18 de fevereiro de 2025

Meu ponto de vista

Da minha rede, no décimo andar, eu consigo ver o mar e parte do quarteirão seguinte. O céu lilás mistura-se com o azul intenso, quase preto do Atlântico, enquanto o dia vai findando lentamente. Os postes vão ganhando vida e iluminando as ruas. Consigo ver alguns transeuntes na calçada e acredito reconhecer alguns deles em sua rotina cotidiana. Uma idosa senhora com sacola de compras e xale para diante do senhor que vende peixe numa banca da esquina.

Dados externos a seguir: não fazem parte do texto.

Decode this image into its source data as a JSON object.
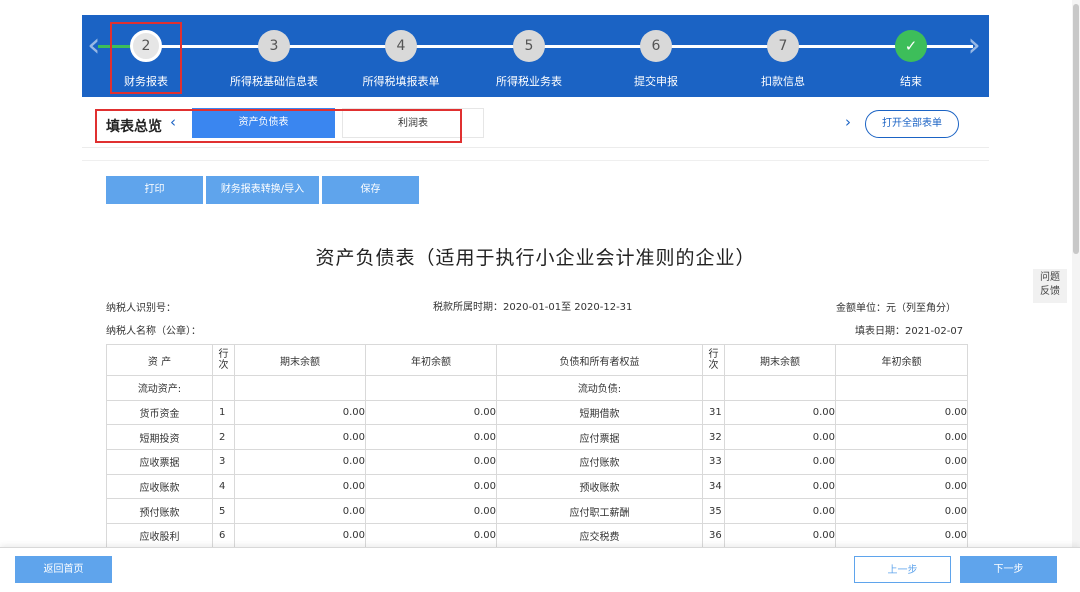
{
  "colors": {
    "banner": "#1b63c4",
    "accent": "#3a86f0",
    "button": "#5fa4ec",
    "done": "#3dbe5a",
    "highlight": "#e03030"
  },
  "stepper": {
    "steps": [
      {
        "number": "2",
        "label": "财务报表",
        "state": "current"
      },
      {
        "number": "3",
        "label": "所得税基础信息表",
        "state": "pending"
      },
      {
        "number": "4",
        "label": "所得税填报表单",
        "state": "pending"
      },
      {
        "number": "5",
        "label": "所得税业务表",
        "state": "pending"
      },
      {
        "number": "6",
        "label": "提交申报",
        "state": "pending"
      },
      {
        "number": "7",
        "label": "扣款信息",
        "state": "pending"
      },
      {
        "number": "✓",
        "label": "结束",
        "state": "done"
      }
    ],
    "left_arrow": "‹",
    "right_arrow": "›"
  },
  "tabbar": {
    "title": "填表总览",
    "prev_arrow": "‹",
    "next_arrow": "›",
    "tabs": [
      {
        "label": "资产负债表",
        "active": true
      },
      {
        "label": "利润表",
        "active": false
      }
    ],
    "open_all": "打开全部表单"
  },
  "toolbar": {
    "print": "打印",
    "convert_import": "财务报表转换/导入",
    "save": "保存"
  },
  "report": {
    "title": "资产负债表（适用于执行小企业会计准则的企业）",
    "taxpayer_id_label": "纳税人识别号：",
    "period": "税款所属时期：2020-01-01至 2020-12-31",
    "unit": "金额单位：元（列至角分）",
    "taxpayer_name_label": "纳税人名称（公章）：",
    "fill_date": "填表日期：2021-02-07"
  },
  "table": {
    "headers": [
      "资 产",
      "行次",
      "期末余额",
      "年初余额",
      "负债和所有者权益",
      "行次",
      "期末余额",
      "年初余额"
    ],
    "section_row": {
      "left": "流动资产:",
      "right": "流动负债:"
    },
    "rows": [
      {
        "asset": "货币资金",
        "no": "1",
        "end": "0.00",
        "begin": "0.00",
        "liab": "短期借款",
        "lno": "31",
        "lend": "0.00",
        "lbegin": "0.00"
      },
      {
        "asset": "短期投资",
        "no": "2",
        "end": "0.00",
        "begin": "0.00",
        "liab": "应付票据",
        "lno": "32",
        "lend": "0.00",
        "lbegin": "0.00"
      },
      {
        "asset": "应收票据",
        "no": "3",
        "end": "0.00",
        "begin": "0.00",
        "liab": "应付账款",
        "lno": "33",
        "lend": "0.00",
        "lbegin": "0.00"
      },
      {
        "asset": "应收账款",
        "no": "4",
        "end": "0.00",
        "begin": "0.00",
        "liab": "预收账款",
        "lno": "34",
        "lend": "0.00",
        "lbegin": "0.00"
      },
      {
        "asset": "预付账款",
        "no": "5",
        "end": "0.00",
        "begin": "0.00",
        "liab": "应付职工薪酬",
        "lno": "35",
        "lend": "0.00",
        "lbegin": "0.00"
      },
      {
        "asset": "应收股利",
        "no": "6",
        "end": "0.00",
        "begin": "0.00",
        "liab": "应交税费",
        "lno": "36",
        "lend": "0.00",
        "lbegin": "0.00"
      }
    ]
  },
  "feedback": {
    "line1": "问题",
    "line2": "反馈"
  },
  "bottom": {
    "home": "返回首页",
    "prev": "上一步",
    "next": "下一步"
  }
}
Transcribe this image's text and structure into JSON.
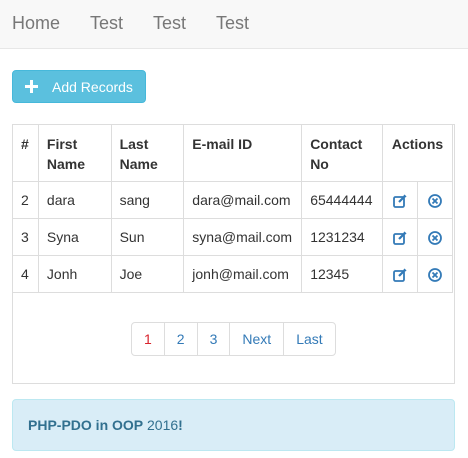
{
  "nav": {
    "items": [
      "Home",
      "Test",
      "Test",
      "Test"
    ]
  },
  "add_button": {
    "label": "Add Records"
  },
  "table": {
    "headers": {
      "id": "#",
      "first_name_1": "First",
      "first_name_2": "Name",
      "last_name_1": "Last",
      "last_name_2": "Name",
      "email": "E-mail ID",
      "contact_1": "Contact",
      "contact_2": "No",
      "actions": "Actions"
    },
    "rows": [
      {
        "id": "2",
        "first": "dara",
        "last": "sang",
        "email": "dara@mail.com",
        "contact": "65444444"
      },
      {
        "id": "3",
        "first": "Syna",
        "last": "Sun",
        "email": "syna@mail.com",
        "contact": "1231234"
      },
      {
        "id": "4",
        "first": "Jonh",
        "last": "Joe",
        "email": "jonh@mail.com",
        "contact": "12345"
      }
    ],
    "action_icons": {
      "edit": "edit-icon",
      "delete": "remove-circle-icon"
    }
  },
  "pagination": {
    "items": [
      "1",
      "2",
      "3",
      "Next",
      "Last"
    ]
  },
  "footer": {
    "bold_text": "PHP-PDO in OOP",
    "year": "2016",
    "exclaim": "!"
  },
  "colors": {
    "primary_button": "#5bc0de",
    "link": "#337ab7",
    "current_page": "#d9232d",
    "alert_bg": "#d9edf7",
    "alert_text": "#31708f"
  }
}
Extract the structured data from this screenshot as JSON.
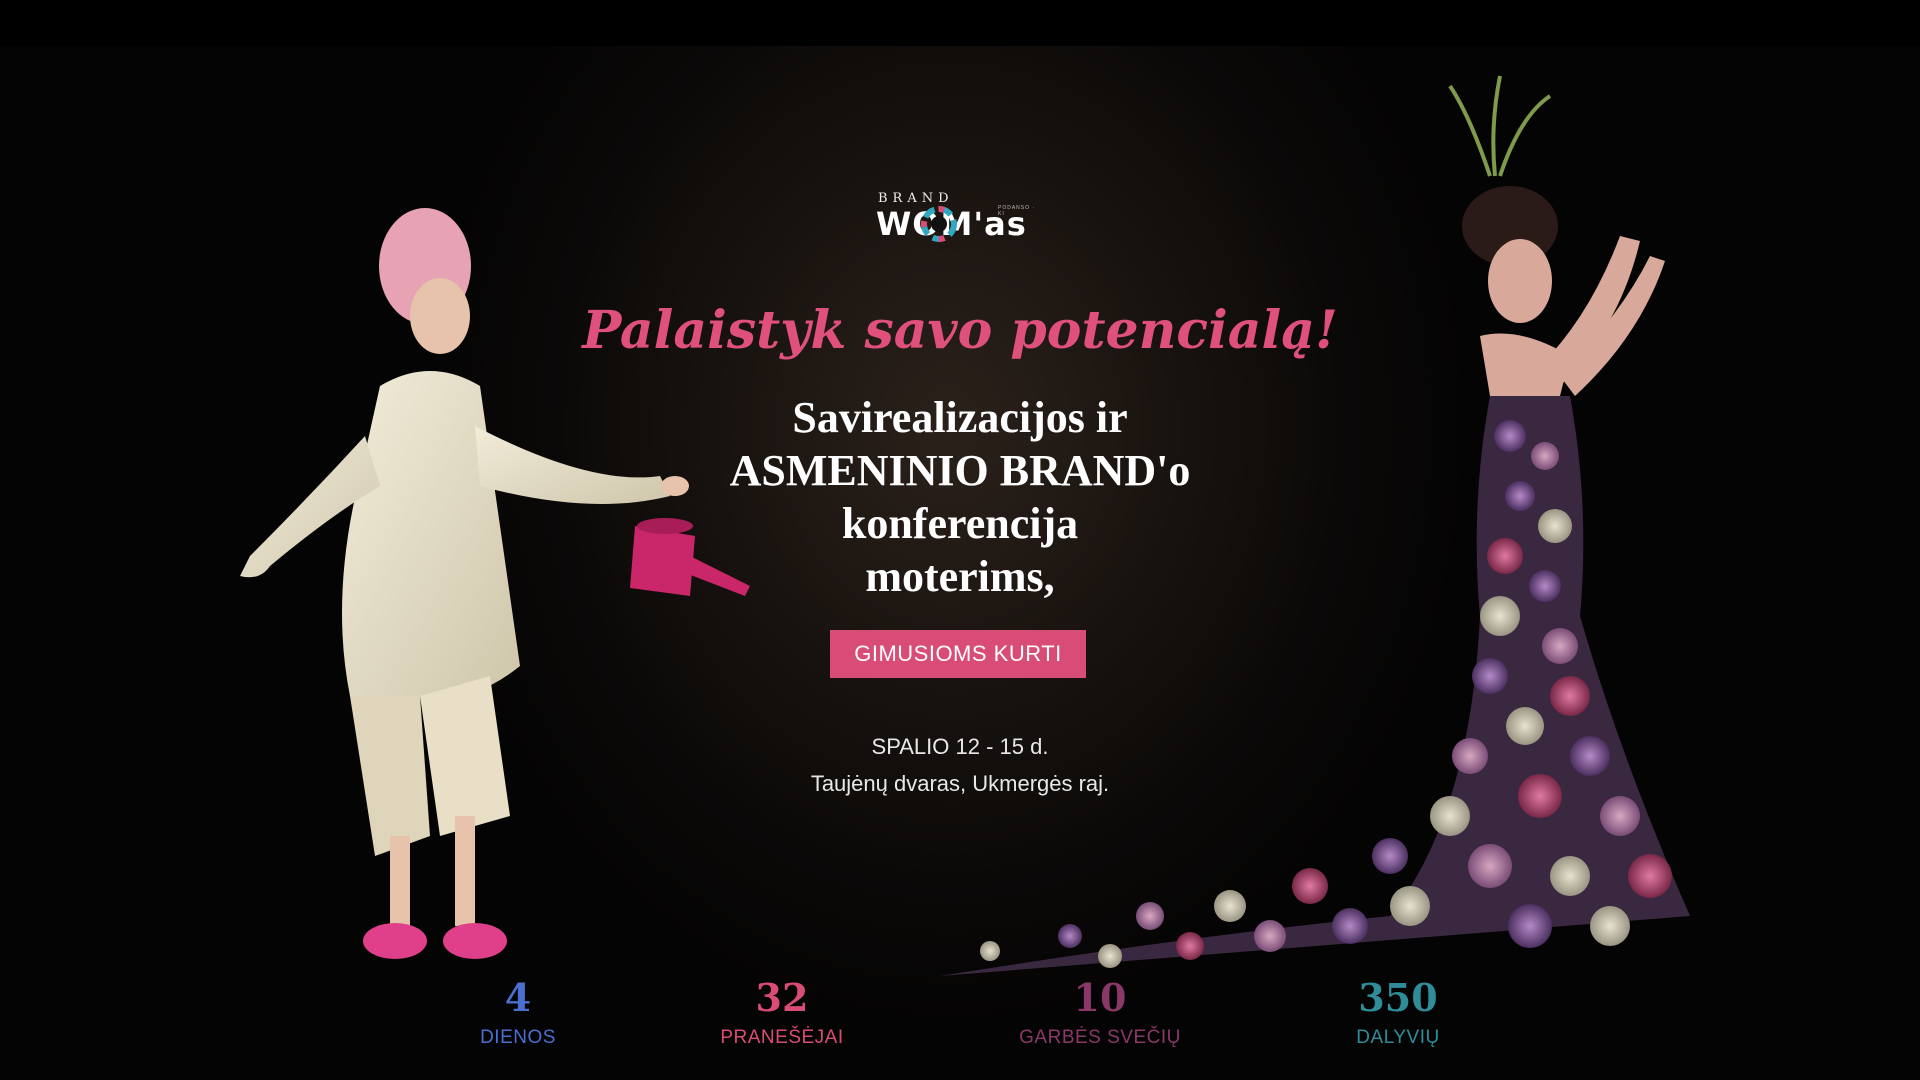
{
  "logo": {
    "brand_text": "BRAND",
    "word_text": "WOM'as",
    "small_text": "PODANSO · KI"
  },
  "hero": {
    "tagline": "Palaistyk savo potencialą!",
    "headline_lines": [
      "Savirealizacijos ir",
      "ASMENINIO BRAND'o",
      "konferencija",
      "moterims,"
    ],
    "cta_label": "GIMUSIOMS KURTI",
    "date_text": "SPALIO 12 - 15 d.",
    "location_text": "Taujėnų dvaras, Ukmergės raj."
  },
  "stats": [
    {
      "number": "4",
      "label": "DIENOS",
      "color": "#4a6fd0"
    },
    {
      "number": "32",
      "label": "PRANEŠĖJAI",
      "color": "#d94c76"
    },
    {
      "number": "10",
      "label": "GARBĖS SVEČIŲ",
      "color": "#8a3868"
    },
    {
      "number": "350",
      "label": "DALYVIŲ",
      "color": "#2f8d9a"
    }
  ],
  "colors": {
    "accent": "#d94c76",
    "background": "#000000"
  }
}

Em outro ponto, vejo um café. Um café que costumo visitar aos domingos. Me recordo da comida e da atenção que a atendente tem comigo. Já me cumprimenta com satisfação e vai logo perguntando “O de sempre? ” Como uma pintura viva, aprecio o movimento do bairro enquanto os carros nas avenidas se fazem personagens transitórios.

Na esquina tem um prédio com dois pavimentos. É a mesma esquina do vendedor de peixes. O primeiro pavimento é uma loja de produtos naturais que abriu recentemente. Me esforço para lembrar o que tinha ali antes de ser uma loja de produtos naturais. Não consigo lembrar e penso que deveria ser apenas um espaço fechado mesmo. A loja é bem iluminada e acho que a mudança foi para melhor. Revitalizou um pouco o bairro.

No segundo pavimento parece ser uma escola de dança. E duas vezes por semana eu assisto repetidos movimentos de uma menina disciplinada. Não a vejo diretamente, apenas seu reflexo no espelho, que parece estar, no fundo da sala. Com meia, coque bem feito, sapatilhas e um collant preto, ela rodopia e se alonga na barra presa na parede.

Em frente à escola de dança um fluxo de pessoas dobra a esquina. Estão saindo do supermercado que fica em frente. Como está do lado de cá da rua não é possível vê-lo diretamente. Mas o asfalto iluminado e as pessoas saindo com sacolas nas mãos indicam que ainda está aberto, e assim deve permanecer por mais uma hora.

Agora já consigo ver as primeiras estrelas no céu. Me espreguiço na rede e ajusto a vista na janela. Um transatlântico, todo iluminado, se destaca no horizonte. Parece se mover devagar. Fecho um dos olhos e sigo o navio com um ponto da esquadria da janela como referência. Desta maneira o barco parece se mover mais rápido.

Na rua lá embaixo as pessoas seguem seus caminhos. O café parece ter mais gente. Um rapaz deixa cair uns papéis na calçada e tem dificuldade em recolhê-los. Esboço um sorriso suave. Noto, em determinado momento, que o vendedor de peixes já não está mais sentado na esquina. “Quando foi embora? ”, me pergunto surpreendido. Imagino que seu expediente deva ter terminado e ele tenha saído enquanto eu observava a dançarina ou o transatlântico.

Olho para o relógio e vejo o adiantar da hora. Assim como o vendedor de peixes, eu decido cuidar da vida. Com certa relutância deixo a rede, os transeuntes, a dançarina e o transatlântico, que nesse momento vai sumindo atrás de um prédio. Ao passar pela sala, ligo a TV mas sem prestar atenção. Sigo para a cozinha para preparar o jantar e me dou conta de que também sou apenas mais um transeunte, apenas mais uma janela acessa.